During the past few months I've tried every possible wheel alignment setting on my C4. You have to understand that at we at Team VETTE try to take a perfectly good Corvette and push it past all the limits. The idea is to take our own Corvettes and keep going until we really screw them up. Boy, did I do that.
I finally found an alignment setting that was fantastic on the race track. The only problem was that my old white '85 Corvette became undriveable during morning and afternoon commutes. I fully demonstrated that what is good for the track is not very good at 65 mph, and it's even worse at 40.
There are two very important things we need from our '84-96 Corvettes. First, we want the car to go down the road in a straight line. Secondly, we want those big expensive tires to last as long as possible. These goals are the same for the street or the track. How we get there, however, is a whole different situation.
Proper alignment is absolutely essential for maximum traction and high-speed performance, not to mention optimum tire wear The one thing that makes all this possible is a quality four-wheel alignment. The only time you should need an alignment is when something causes the wheels to move from the last time you had an alignment.

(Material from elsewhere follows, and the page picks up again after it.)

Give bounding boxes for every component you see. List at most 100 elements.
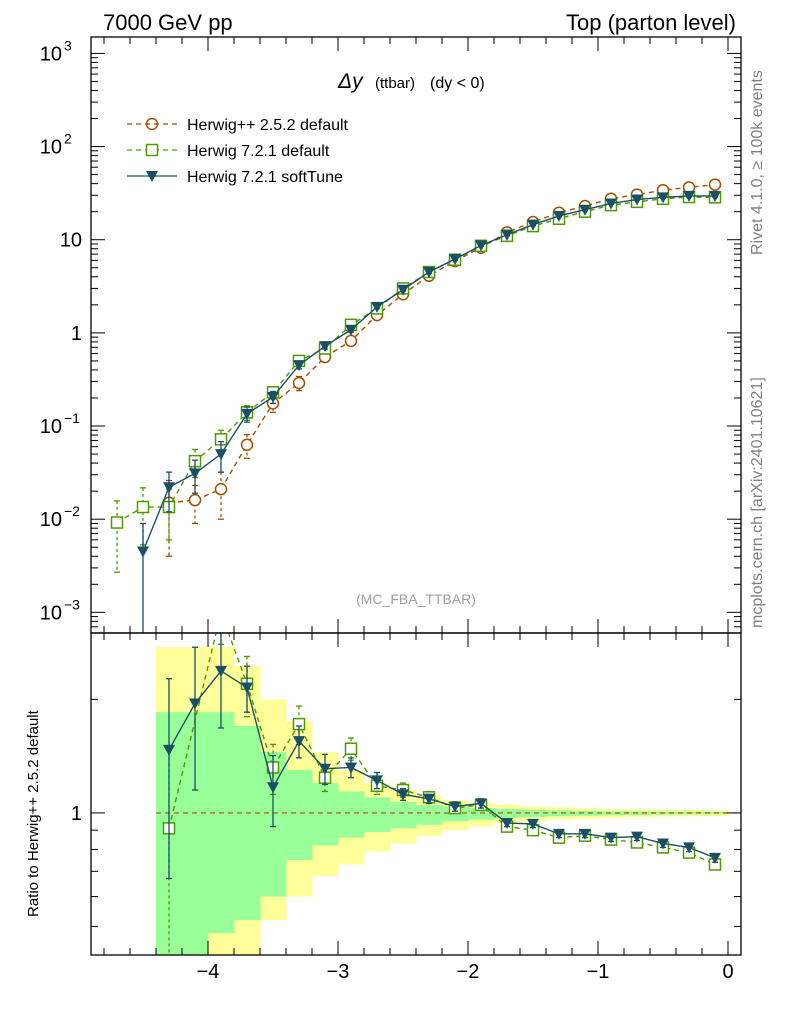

A giant pothole could cause something in your suspension to shift. Also, wear in the steering components could cause all the settings to change. (In our case, we just kept screwing with the settings every time we put it on the track, but that's a story for another day.)
The problem is that suspension and steering components wear gradually. The aforementioned pothole damage is something you'll notice immediately. Accumulated wear, on the other hand, is something you'll adjust your driving style to. It's not until someone else drives the car that the poor alignment becomes readily apparent.
An annual preventive maintenance alignment will tell you if anything has changed. If it has, some usually minor adjustments will put you back in business. If you wait until you actually feel a change in the steering, or notice a high-speed wander, some serious changes have already taken place, and the repair bill will test the limits of your Visa card.
There are several ways to decide if an alignment is really necessary. First, check the tread depth of your tires on a regular basis. Uneven tire wear is a dead giveaway that your Corvette needs help. All four tires should wear evenly across the tread. There shouldn't be any difference in the wear on any corner of the Corvette, or across the tread of any given tire. Anytime you notice excessive tire edge wear, beware-you have an alignment problem.
Another dead giveaway is having to steer your Corvette constantly while you drive down the road. Any Corvette, of any year, should go down a straight road without steering input. Steering wander at highway speeds is a definite sign of a problem. It might be because of accumulated chassis wear, but it's a sure sign that your wheels are not pointed in the appropriate direction.
Where Do You Go For An Alignment?
Finding someone to align your Corvette is getting to be a major problem. There are very few people left in the service industry who can align a Corvette properly. I used to train technicians, and only about 10 percent of the people who claim to be alignment specialists have any real knowledge of what they're doing. It takes a certain amount of intelligence, and a lot of experience, to do the job properly. Very few shops can attract and hold this type of service technician.
There's no special type of service center that's better than another. Your Corvette needs an outstanding alignment specialist, whatever type of shop they work in. They might be at a local tire center, or at an independent garage. You might even find one at the local Chevrolet dealership. It isn't that the Corvette is so difficult to align-it's just that most of us are very picky about the way we want our Corvettes to drive.